I had this problem with Diablo 3. I was level 20 or so when I first played it... Then I played it through multiple times on the hardest difficulty (including Reaper of Souls) so that I had level 60 (or 70?) to start the Adventure Mode. Then I was pretty disappointed because it was boring. That was my first frustrating experience with online games that had that MMORPG feeling. And I realised painfully that the story behind Diablo3 is just ‘preparatory’ to the actual online game. It's a topsy-turvy world! (The story of Diablo is really good across all the parts!)
I totally agree with you. I find it a bit sad and at the same time very good that it took a game like BG3 to bring these considerations back to the table. This is currently the point where ‘the rabbit is in the pepper’. (however Deepl translates that now. :-D) [P.s. in german "wo der Hase im Pfeffer liegt"]

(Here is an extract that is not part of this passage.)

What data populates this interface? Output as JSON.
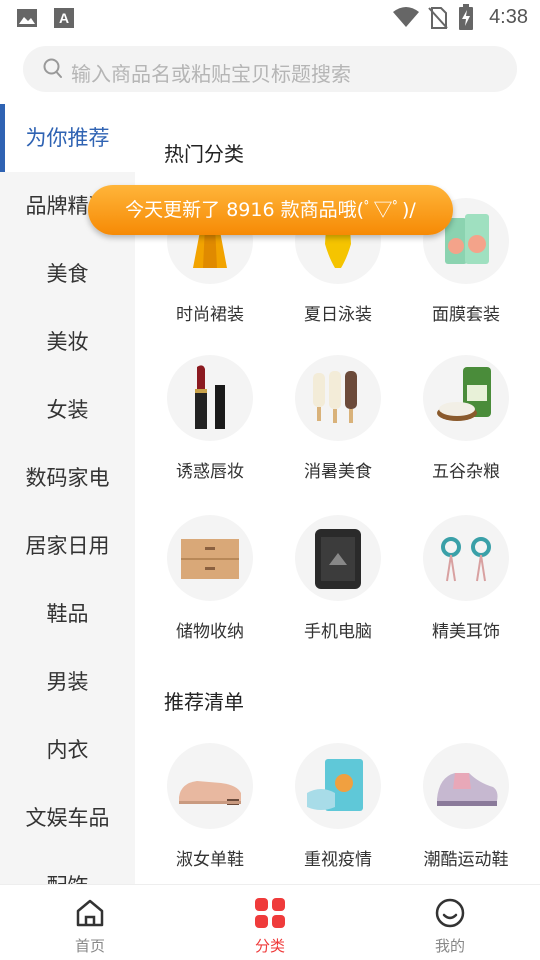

My huge opening post was supposed to show how the so-called ‘role-playing’ genres work today, and most of them are MMORPGs. The CRPGs are more of a niche, although they serve the role-playing character much better. However, the player community is much smaller because: you have to think more and read more. You have to spend a lot more time on tactical and organisational work. You should familiarise yourself with the rules in advance and you simply need a lot of imagination. If you only do that after you've stumbled into the game, it can be quite frustrating. ;-) I'm afraid, many players don't want that.
There's two CRPG tags, during the 80's to try clarify a category that is reserved fo Computers. And since a decade or a bit more.
Both only include RPG, CRPG is only a sub category. For MMORPG it's not much relevant in a RPG forum, like comparing any single player to any multiplayer, irrelevant, it's even different enjoyment mechanics.
It's "RDR2 is a RPG" all over again.
No that's what you do when the fun is completely dead, and you're desperately searching for a way to sustain the high.
We all started playing these games to get the feeling that we escaped to a (massively online) alternate dimension.